The Federal Election Commission (FEC) was created to serve as an independent agency of the U.S. government tasked with enforcing campaign finance laws.
However, when FEC Commissioner James “Trey” Trainor addressed the U.S. House Committee on Administration last week, he claimed the agency “has become a weapon.”
“To those who have been paying attention, the problem is stark: it’s the growing weaponization of the apparatuses of government to harass and hinder the political participation of our citizenry in the democratic processes,” said Trainor.
He pointed to an agreement between the FEC and the Department of Justice (DOJ), which allows the FEC to share information about investigations with the DOJ.
Such an agreement “brings the commission squarely into the fold of executive agencies that routinely share information amongst themselves,” Trainor said.
“… Members of the public interacting with the Commission are not given notice that their interactions are memorialized by bureaucrats and could become the basis of a criminal investigation by another law enforcement agency,” he added.
During his address, Trainor referenced an FEC investigation into Derek Utley, a man who created an anonymous Facebook page called “Elect Trump 2020.” Utley spent a total of $483 on advertising.
The investigation began after a “poorly sourced news article” claimed Utley spent $34,000 on “shady Facebook ads,” which prompted left-leaning watchdog group Common Cause to file a complaint, said Trainor.
Such complaints allow for citizens to be brought before federal bodies so that the latter can determine whether their civic participation fell in line with any laws governing free speech, according to the Texas Scorecard.
Reactions from Congress were split following Trainor’s address.
Rep.
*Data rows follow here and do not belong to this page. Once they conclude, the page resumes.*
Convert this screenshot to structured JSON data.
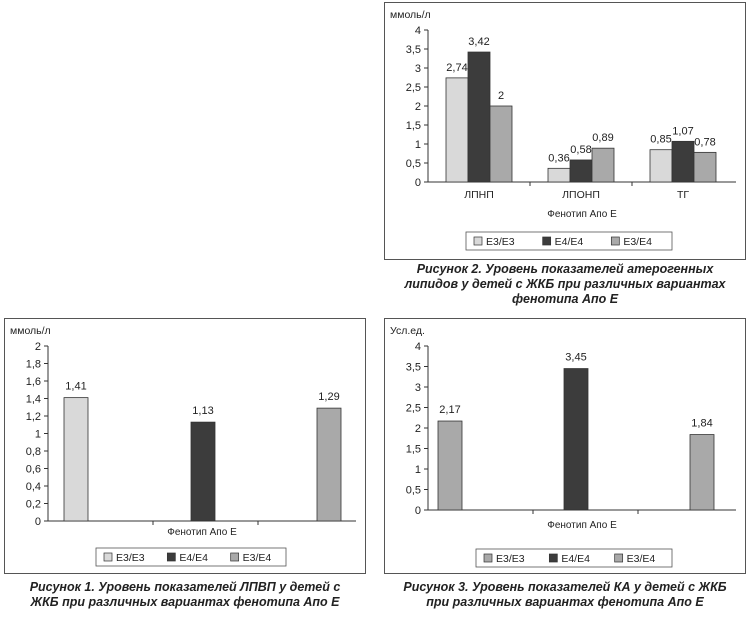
{
  "colors": {
    "e3e3": "#d9d9d9",
    "e4e4": "#3c3c3c",
    "e3e4": "#a9a9a9",
    "frame": "#555555",
    "text": "#222222"
  },
  "chart_data": [
    {
      "type": "bar",
      "id": "chart-lpvp",
      "ylabel": "ммоль/л",
      "xlabel": "Фенотип Апо Е",
      "ylim": [
        0,
        2
      ],
      "yticks": [
        "0",
        "0,2",
        "0,4",
        "0,6",
        "0,8",
        "1",
        "1,2",
        "1,4",
        "1,6",
        "1,8",
        "2"
      ],
      "categories": [
        ""
      ],
      "series": [
        {
          "name": "Е3/Е3",
          "values": [
            1.41
          ],
          "labels": [
            "1,41"
          ],
          "color": "e3e3"
        },
        {
          "name": "Е4/Е4",
          "values": [
            1.13
          ],
          "labels": [
            "1,13"
          ],
          "color": "e4e4"
        },
        {
          "name": "Е3/Е4",
          "values": [
            1.29
          ],
          "labels": [
            "1,29"
          ],
          "color": "e3e4"
        }
      ],
      "legend": "bottom",
      "grid": false,
      "caption": [
        "Рисунок 1. Уровень показателей ЛПВП у детей с",
        "ЖКБ при различных вариантах фенотипа Апо Е"
      ]
    },
    {
      "type": "bar",
      "id": "chart-atherogenic",
      "ylabel": "ммоль/л",
      "xlabel": "Фенотип Апо Е",
      "ylim": [
        0,
        4
      ],
      "yticks": [
        "0",
        "0,5",
        "1",
        "1,5",
        "2",
        "2,5",
        "3",
        "3,5",
        "4"
      ],
      "categories": [
        "ЛПНП",
        "ЛПОНП",
        "ТГ"
      ],
      "series": [
        {
          "name": "Е3/Е3",
          "values": [
            2.74,
            0.36,
            0.85
          ],
          "labels": [
            "2,74",
            "0,36",
            "0,85"
          ],
          "color": "e3e3"
        },
        {
          "name": "Е4/Е4",
          "values": [
            3.42,
            0.58,
            1.07
          ],
          "labels": [
            "3,42",
            "0,58",
            "1,07"
          ],
          "color": "e4e4"
        },
        {
          "name": "Е3/Е4",
          "values": [
            2.0,
            0.89,
            0.78
          ],
          "labels": [
            "2",
            "0,89",
            "0,78"
          ],
          "color": "e3e4"
        }
      ],
      "legend": "bottom",
      "grid": false,
      "caption": [
        "Рисунок 2. Уровень показателей атерогенных",
        "липидов у детей с ЖКБ при различных вариантах",
        "фенотипа Апо Е"
      ]
    },
    {
      "type": "bar",
      "id": "chart-ka",
      "ylabel": "Усл.ед.",
      "xlabel": "Фенотип Апо Е",
      "ylim": [
        0,
        4
      ],
      "yticks": [
        "0",
        "0,5",
        "1",
        "1,5",
        "2",
        "2,5",
        "3",
        "3,5",
        "4"
      ],
      "categories": [
        ""
      ],
      "series": [
        {
          "name": "Е3/Е3",
          "values": [
            2.17
          ],
          "labels": [
            "2,17"
          ],
          "color": "e3e4"
        },
        {
          "name": "Е4/Е4",
          "values": [
            3.45
          ],
          "labels": [
            "3,45"
          ],
          "color": "e4e4"
        },
        {
          "name": "Е3/Е4",
          "values": [
            1.84
          ],
          "labels": [
            "1,84"
          ],
          "color": "e3e4"
        }
      ],
      "legend": "bottom",
      "grid": false,
      "caption": [
        "Рисунок 3. Уровень показателей КА у детей с ЖКБ",
        "при различных вариантах фенотипа Апо Е"
      ]
    }
  ]
}
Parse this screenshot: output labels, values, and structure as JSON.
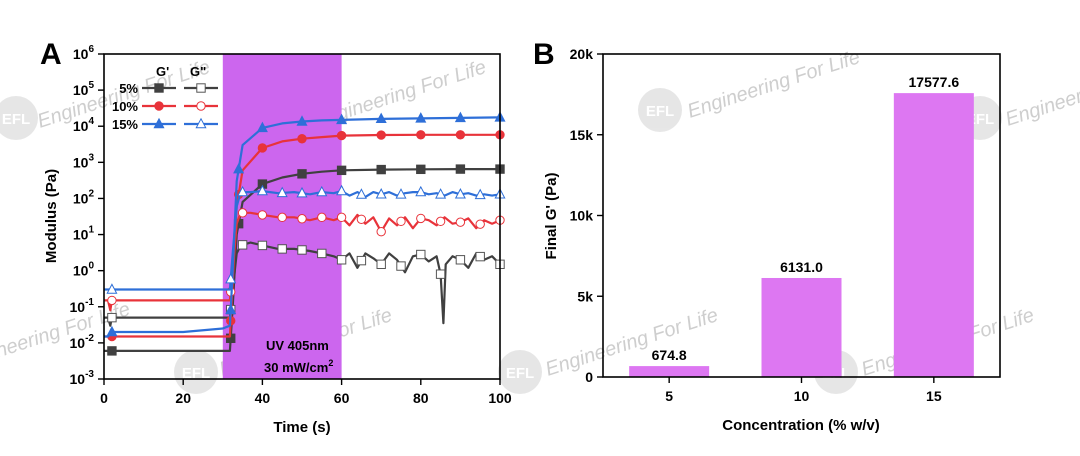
{
  "figure": {
    "panel_a_label": "A",
    "panel_b_label": "B",
    "watermark_text": "Engineering For Life",
    "watermark_logo": "EFL"
  },
  "colors": {
    "uv_band": "#cc66ee",
    "bar_fill": "#dd77f2",
    "series_5": "#404040",
    "series_10": "#e8333a",
    "series_15": "#2e6fd8"
  },
  "chart_data": [
    {
      "type": "line",
      "panel": "A",
      "title": "",
      "xlabel": "Time (s)",
      "ylabel": "Modulus (Pa)",
      "xlim": [
        0,
        100
      ],
      "ylim_exponents": [
        -3,
        6
      ],
      "yscale": "log",
      "x_ticks": [
        0,
        20,
        40,
        60,
        80,
        100
      ],
      "y_tick_base": "10",
      "y_tick_exponents": [
        "-3",
        "-2",
        "-1",
        "0",
        "1",
        "2",
        "3",
        "4",
        "5",
        "6"
      ],
      "uv_window": [
        30,
        60
      ],
      "annotation_line1": "UV 405nm",
      "annotation_line2_main": "30 mW/cm",
      "annotation_line2_sup": "2",
      "legend": {
        "header_storage": "G'",
        "header_loss": "G\"",
        "entries": [
          "5%",
          "10%",
          "15%"
        ]
      },
      "series": [
        {
          "name": "5% G'",
          "color": "#404040",
          "marker": "filled-square",
          "points": [
            [
              0,
              0.006
            ],
            [
              2,
              0.006
            ],
            [
              30,
              0.006
            ],
            [
              31.8,
              0.006
            ],
            [
              32.5,
              0.1
            ],
            [
              33.5,
              10
            ],
            [
              35,
              80
            ],
            [
              40,
              250
            ],
            [
              45,
              380
            ],
            [
              50,
              480
            ],
            [
              55,
              550
            ],
            [
              60,
              600
            ],
            [
              70,
              630
            ],
            [
              80,
              640
            ],
            [
              90,
              650
            ],
            [
              100,
              650
            ]
          ]
        },
        {
          "name": "5% G\"",
          "color": "#404040",
          "marker": "open-square",
          "points": [
            [
              0,
              0.05
            ],
            [
              1,
              0.05
            ],
            [
              1.6,
              0.03
            ],
            [
              2,
              0.05
            ],
            [
              30,
              0.05
            ],
            [
              31.8,
              0.05
            ],
            [
              32.5,
              0.3
            ],
            [
              33.5,
              3
            ],
            [
              34.5,
              5
            ],
            [
              37,
              6
            ],
            [
              40,
              5
            ],
            [
              44,
              4
            ],
            [
              48,
              4
            ],
            [
              52,
              3.5
            ],
            [
              55,
              3
            ],
            [
              58,
              2.5
            ],
            [
              60,
              2
            ],
            [
              62,
              3
            ],
            [
              64,
              1.2
            ],
            [
              66,
              3
            ],
            [
              68,
              2.2
            ],
            [
              70,
              1.5
            ],
            [
              72,
              3
            ],
            [
              74,
              2
            ],
            [
              76,
              0.9
            ],
            [
              78,
              2.5
            ],
            [
              80,
              2.8
            ],
            [
              82,
              1.8
            ],
            [
              84,
              2.5
            ],
            [
              85,
              0.8
            ],
            [
              85.7,
              0.035
            ],
            [
              86.3,
              1.5
            ],
            [
              88,
              2.5
            ],
            [
              90,
              2
            ],
            [
              92,
              1.2
            ],
            [
              94,
              3
            ],
            [
              96,
              2
            ],
            [
              98,
              2.5
            ],
            [
              100,
              1.5
            ]
          ]
        },
        {
          "name": "10% G'",
          "color": "#e8333a",
          "marker": "filled-circle",
          "points": [
            [
              0,
              0.015
            ],
            [
              2,
              0.015
            ],
            [
              30,
              0.015
            ],
            [
              31.8,
              0.015
            ],
            [
              32.5,
              0.5
            ],
            [
              33.5,
              60
            ],
            [
              35,
              600
            ],
            [
              40,
              2500
            ],
            [
              45,
              3800
            ],
            [
              50,
              4500
            ],
            [
              55,
              5000
            ],
            [
              60,
              5500
            ],
            [
              70,
              5700
            ],
            [
              80,
              5800
            ],
            [
              90,
              5800
            ],
            [
              100,
              5800
            ]
          ]
        },
        {
          "name": "10% G\"",
          "color": "#e8333a",
          "marker": "open-circle",
          "points": [
            [
              0,
              0.15
            ],
            [
              1,
              0.15
            ],
            [
              1.6,
              0.08
            ],
            [
              2,
              0.15
            ],
            [
              30,
              0.15
            ],
            [
              31.8,
              0.15
            ],
            [
              32.5,
              1
            ],
            [
              33.5,
              20
            ],
            [
              34.5,
              40
            ],
            [
              37,
              40
            ],
            [
              40,
              35
            ],
            [
              44,
              30
            ],
            [
              48,
              30
            ],
            [
              52,
              25
            ],
            [
              55,
              30
            ],
            [
              58,
              25
            ],
            [
              60,
              30
            ],
            [
              62,
              18
            ],
            [
              64,
              35
            ],
            [
              66,
              20
            ],
            [
              68,
              30
            ],
            [
              70,
              12
            ],
            [
              72,
              28
            ],
            [
              74,
              18
            ],
            [
              76,
              30
            ],
            [
              78,
              15
            ],
            [
              80,
              28
            ],
            [
              82,
              25
            ],
            [
              84,
              18
            ],
            [
              86,
              30
            ],
            [
              88,
              20
            ],
            [
              90,
              22
            ],
            [
              92,
              28
            ],
            [
              94,
              15
            ],
            [
              96,
              25
            ],
            [
              98,
              20
            ],
            [
              100,
              25
            ]
          ]
        },
        {
          "name": "15% G'",
          "color": "#2e6fd8",
          "marker": "filled-triangle",
          "points": [
            [
              0,
              0.015
            ],
            [
              1,
              0.015
            ],
            [
              2,
              0.02
            ],
            [
              10,
              0.02
            ],
            [
              20,
              0.02
            ],
            [
              30,
              0.025
            ],
            [
              31.8,
              0.03
            ],
            [
              32.5,
              1
            ],
            [
              33.5,
              300
            ],
            [
              35,
              3000
            ],
            [
              40,
              9000
            ],
            [
              45,
              12000
            ],
            [
              50,
              13500
            ],
            [
              55,
              14500
            ],
            [
              60,
              15000
            ],
            [
              70,
              16000
            ],
            [
              80,
              16500
            ],
            [
              90,
              17000
            ],
            [
              100,
              17500
            ]
          ]
        },
        {
          "name": "15% G\"",
          "color": "#2e6fd8",
          "marker": "open-triangle",
          "points": [
            [
              0,
              0.3
            ],
            [
              2,
              0.3
            ],
            [
              30,
              0.3
            ],
            [
              31.8,
              0.3
            ],
            [
              32.5,
              3
            ],
            [
              33.5,
              60
            ],
            [
              34.5,
              150
            ],
            [
              37,
              150
            ],
            [
              40,
              160
            ],
            [
              44,
              140
            ],
            [
              48,
              150
            ],
            [
              52,
              130
            ],
            [
              55,
              150
            ],
            [
              58,
              140
            ],
            [
              60,
              160
            ],
            [
              62,
              120
            ],
            [
              64,
              150
            ],
            [
              66,
              110
            ],
            [
              68,
              150
            ],
            [
              70,
              130
            ],
            [
              72,
              150
            ],
            [
              74,
              120
            ],
            [
              76,
              140
            ],
            [
              78,
              150
            ],
            [
              80,
              150
            ],
            [
              82,
              130
            ],
            [
              84,
              140
            ],
            [
              86,
              120
            ],
            [
              88,
              150
            ],
            [
              90,
              130
            ],
            [
              92,
              140
            ],
            [
              94,
              120
            ],
            [
              96,
              130
            ],
            [
              98,
              120
            ],
            [
              100,
              130
            ]
          ]
        }
      ]
    },
    {
      "type": "bar",
      "panel": "B",
      "title": "",
      "xlabel": "Concentration (% w/v)",
      "ylabel": "Final G' (Pa)",
      "ylim": [
        0,
        20000
      ],
      "y_ticks": [
        0,
        5000,
        10000,
        15000,
        20000
      ],
      "y_tick_labels": [
        "0",
        "5k",
        "10k",
        "15k",
        "20k"
      ],
      "categories": [
        "5",
        "10",
        "15"
      ],
      "values": [
        674.8,
        6131.0,
        17577.6
      ],
      "value_labels": [
        "674.8",
        "6131.0",
        "17577.6"
      ]
    }
  ]
}
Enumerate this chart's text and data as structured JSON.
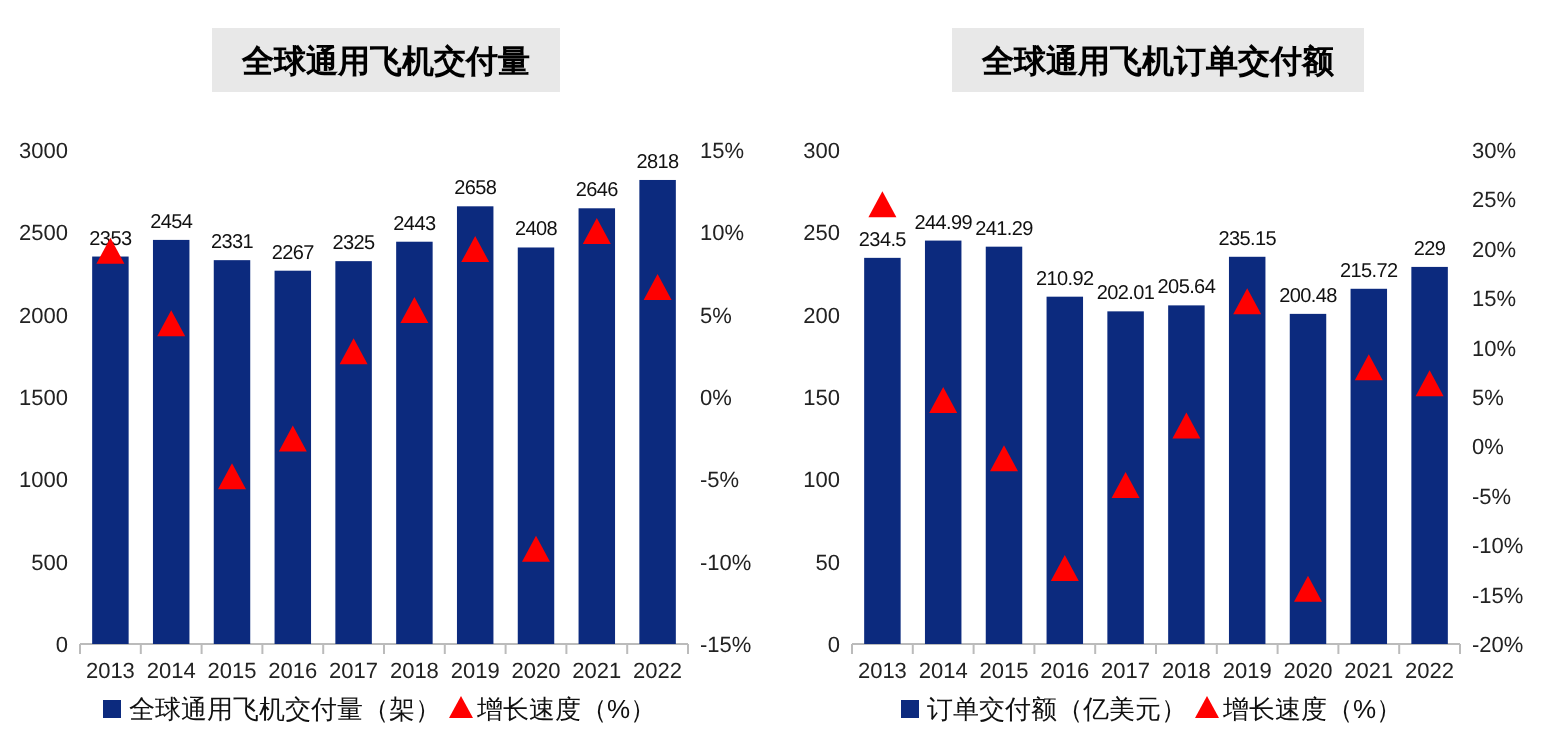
{
  "chart_data": [
    {
      "type": "bar",
      "title": "全球通用飞机交付量",
      "categories": [
        "2013",
        "2014",
        "2015",
        "2016",
        "2017",
        "2018",
        "2019",
        "2020",
        "2021",
        "2022"
      ],
      "legend": "bottom",
      "ylim": [
        0,
        3000
      ],
      "yticks": [
        0,
        500,
        1000,
        1500,
        2000,
        2500,
        3000
      ],
      "y2lim": [
        -15,
        15
      ],
      "y2ticks": [
        {
          "value": -15,
          "label": "-15%"
        },
        {
          "value": -10,
          "label": "-10%"
        },
        {
          "value": -5,
          "label": "-5%"
        },
        {
          "value": 0,
          "label": "0%"
        },
        {
          "value": 5,
          "label": "5%"
        },
        {
          "value": 10,
          "label": "10%"
        },
        {
          "value": 15,
          "label": "15%"
        }
      ],
      "series": [
        {
          "name": "全球通用飞机交付量（架）",
          "color": "#0c2a7e",
          "values": [
            2353,
            2454,
            2331,
            2267,
            2325,
            2443,
            2658,
            2408,
            2646,
            2818
          ],
          "value_labels": [
            "2353",
            "2454",
            "2331",
            "2267",
            "2325",
            "2443",
            "2658",
            "2408",
            "2646",
            "2818"
          ]
        },
        {
          "name": "增长速度（%）",
          "type": "scatter",
          "marker": "triangle",
          "axis": "y2",
          "color": "#ff0000",
          "values": [
            8.7,
            4.3,
            -5.0,
            -2.7,
            2.6,
            5.1,
            8.8,
            -9.4,
            9.9,
            6.5
          ]
        }
      ]
    },
    {
      "type": "bar",
      "title": "全球通用飞机订单交付额",
      "categories": [
        "2013",
        "2014",
        "2015",
        "2016",
        "2017",
        "2018",
        "2019",
        "2020",
        "2021",
        "2022"
      ],
      "legend": "bottom",
      "ylim": [
        0,
        300
      ],
      "yticks": [
        0,
        50,
        100,
        150,
        200,
        250,
        300
      ],
      "y2lim": [
        -20,
        30
      ],
      "y2ticks": [
        {
          "value": -20,
          "label": "-20%"
        },
        {
          "value": -15,
          "label": "-15%"
        },
        {
          "value": -10,
          "label": "-10%"
        },
        {
          "value": -5,
          "label": "-5%"
        },
        {
          "value": 0,
          "label": "0%"
        },
        {
          "value": 5,
          "label": "5%"
        },
        {
          "value": 10,
          "label": "10%"
        },
        {
          "value": 15,
          "label": "15%"
        },
        {
          "value": 20,
          "label": "20%"
        },
        {
          "value": 25,
          "label": "25%"
        },
        {
          "value": 30,
          "label": "30%"
        }
      ],
      "series": [
        {
          "name": "订单交付额（亿美元）",
          "color": "#0c2a7e",
          "values": [
            234.5,
            244.99,
            241.29,
            210.92,
            202.01,
            205.64,
            235.15,
            200.48,
            215.72,
            229
          ],
          "value_labels": [
            "234.5",
            "244.99",
            "241.29",
            "210.92",
            "202.01",
            "205.64",
            "235.15",
            "200.48",
            "215.72",
            "229"
          ]
        },
        {
          "name": "增长速度（%）",
          "type": "scatter",
          "marker": "triangle",
          "axis": "y2",
          "color": "#ff0000",
          "values": [
            24.2,
            4.4,
            -1.5,
            -12.6,
            -4.2,
            1.8,
            14.4,
            -14.7,
            7.7,
            6.1
          ]
        }
      ]
    }
  ]
}
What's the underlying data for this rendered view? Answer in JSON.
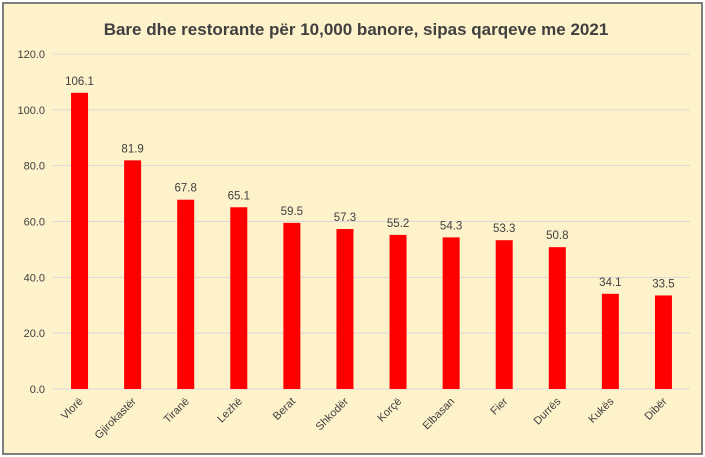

Norma Torres (D-CA) disagreed and said she was “disturbed” that anonymous speech is protected by the Constitution. Rep. Greg Murphy (R-NC) agreed with Trainor and said he has concerns about the weaponization of other agencies as well, according to the Texas Scorecard.
“[T]he current headlines about the criminal prosecution of political actors reflect a trend that is going to continue for the foreseeable future. Unfortunately, the Commission has become part of that problem,” Trainor claimed.